Di fatto, dunque, alla stregua dello stato attuale delle indagini, dietro ogni singolo deposito fiscale fittizio, istituito e/o operativo in Italia, ruotava un numero sempre maggiore di soggetti che, a vario titolo, contribuivano alla realizzazione del piano criminale, consistente, come più volte sottolineato, nell’attestare falsamente la ricezione di prodotti alcolici che, con elevata probabilità (rectius certezza), veniva immesso “in nero” nel mercato europeo, con evidente vantaggio dei clienti che con l’organizzazione venivano in contatto beneficiando (in termini di evasione d’imposta) del “servizio” dalla stessa offerto.

Le indagini hanno avuto origine dalla concessione, nel settembre del 2014, della licenza per l’apertura di un deposito fiscale di prodotti alcolici nel comune di Favara (AG) a favore di un cittadino belga.

In breve tempo, già prima facie, il volume degli alcolici, “formalmente” gestiti (rectius in apparenza materialmente ricevuti) dal deposito in parola, risultava incompatibilmente superiore alla sua capienza fisica, considerando, tra l’altro, che non risultava nessuna successiva cessione dei prodotti de quibus.
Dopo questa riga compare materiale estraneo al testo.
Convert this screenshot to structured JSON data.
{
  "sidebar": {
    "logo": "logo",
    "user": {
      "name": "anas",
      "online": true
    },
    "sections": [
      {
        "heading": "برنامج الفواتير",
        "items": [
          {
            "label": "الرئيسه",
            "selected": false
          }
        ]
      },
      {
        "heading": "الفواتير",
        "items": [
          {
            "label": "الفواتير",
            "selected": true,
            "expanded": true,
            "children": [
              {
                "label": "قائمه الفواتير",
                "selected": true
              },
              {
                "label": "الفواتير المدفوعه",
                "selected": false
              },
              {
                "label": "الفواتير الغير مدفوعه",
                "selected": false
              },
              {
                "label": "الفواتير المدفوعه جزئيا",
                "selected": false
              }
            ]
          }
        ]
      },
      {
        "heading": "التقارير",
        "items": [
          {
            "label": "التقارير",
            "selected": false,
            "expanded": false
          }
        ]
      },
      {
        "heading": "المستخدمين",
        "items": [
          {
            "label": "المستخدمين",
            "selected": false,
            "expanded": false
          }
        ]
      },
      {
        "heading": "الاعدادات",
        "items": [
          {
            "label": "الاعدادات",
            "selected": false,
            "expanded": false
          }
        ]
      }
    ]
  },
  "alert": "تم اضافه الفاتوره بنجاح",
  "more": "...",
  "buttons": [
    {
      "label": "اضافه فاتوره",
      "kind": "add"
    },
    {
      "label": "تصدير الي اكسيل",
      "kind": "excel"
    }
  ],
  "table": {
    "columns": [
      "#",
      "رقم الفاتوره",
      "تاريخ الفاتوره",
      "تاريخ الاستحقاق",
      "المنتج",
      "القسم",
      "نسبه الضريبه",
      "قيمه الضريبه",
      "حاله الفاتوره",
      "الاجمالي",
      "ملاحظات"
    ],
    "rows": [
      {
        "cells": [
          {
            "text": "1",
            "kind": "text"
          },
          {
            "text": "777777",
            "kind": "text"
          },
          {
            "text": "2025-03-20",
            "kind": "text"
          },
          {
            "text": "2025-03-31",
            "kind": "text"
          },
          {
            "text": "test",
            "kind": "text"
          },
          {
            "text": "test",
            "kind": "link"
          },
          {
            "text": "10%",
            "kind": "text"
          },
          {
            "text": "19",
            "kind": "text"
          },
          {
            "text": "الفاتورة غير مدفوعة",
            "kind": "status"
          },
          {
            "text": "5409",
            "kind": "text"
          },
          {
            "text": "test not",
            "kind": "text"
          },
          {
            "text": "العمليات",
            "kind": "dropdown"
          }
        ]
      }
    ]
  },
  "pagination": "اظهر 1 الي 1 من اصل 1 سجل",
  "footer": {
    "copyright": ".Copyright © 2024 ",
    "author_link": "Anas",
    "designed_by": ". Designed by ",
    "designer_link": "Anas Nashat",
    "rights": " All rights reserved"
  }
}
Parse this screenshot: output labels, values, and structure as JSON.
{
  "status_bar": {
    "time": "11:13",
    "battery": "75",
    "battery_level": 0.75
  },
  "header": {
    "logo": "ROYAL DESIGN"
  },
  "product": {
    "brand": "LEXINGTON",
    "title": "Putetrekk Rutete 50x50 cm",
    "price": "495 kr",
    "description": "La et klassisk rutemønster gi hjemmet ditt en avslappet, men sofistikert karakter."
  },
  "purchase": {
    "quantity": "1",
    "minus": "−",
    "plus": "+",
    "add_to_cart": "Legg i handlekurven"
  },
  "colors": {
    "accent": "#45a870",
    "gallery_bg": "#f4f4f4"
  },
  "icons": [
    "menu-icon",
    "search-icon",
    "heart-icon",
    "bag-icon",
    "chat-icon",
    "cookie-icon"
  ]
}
Sicché, da un primo monitoraggio effettuato si appurava che, a fronte di quanto riportato all’interno del sistema di controllo comunitario EMCS, in base al quale le spedizioni risultavano prima inviate e poi consegnate, nulla giungeva presso il suddetto deposito.

Il prosieguo delle indagini dall’ottobre 2014 ha permesso di individuare 45 indagati, 16 dei quali come detto sottoposti a Fermo del Pubblico Ministero per gravissimi titoli di reato:

Art. 416 cp ( associazione pere delinquere), 476 e 479 ( falsità in atti pubblici), 43 T. U. Accise.

I gravi precisi e concordanti indizi di colpevolezza, raccolti in esito alle indagini di Polizia Giudiziaria, hanno determinato la Procura della Repubblica di Agrigento ad emettere il provvedimento  restrittivo della libertà personale  sussistendo tutte le esigenze cautelari previste dal codice di rito.

Le indagini per i reati in contestazione, come detto con diversi indagati ai più diversi livelli di responsabilità, non si sono concluse, essendo in corso ulteriori accertamenti per individuare eventuali altre responsabilità.

I particolari dell’operazione verranno illustrati nel corso di una conferenza stampa che si terrà lunedì 4 luglio alle ore 10.15 nella sala riunioni della Procura della Repubblica di Agrigento.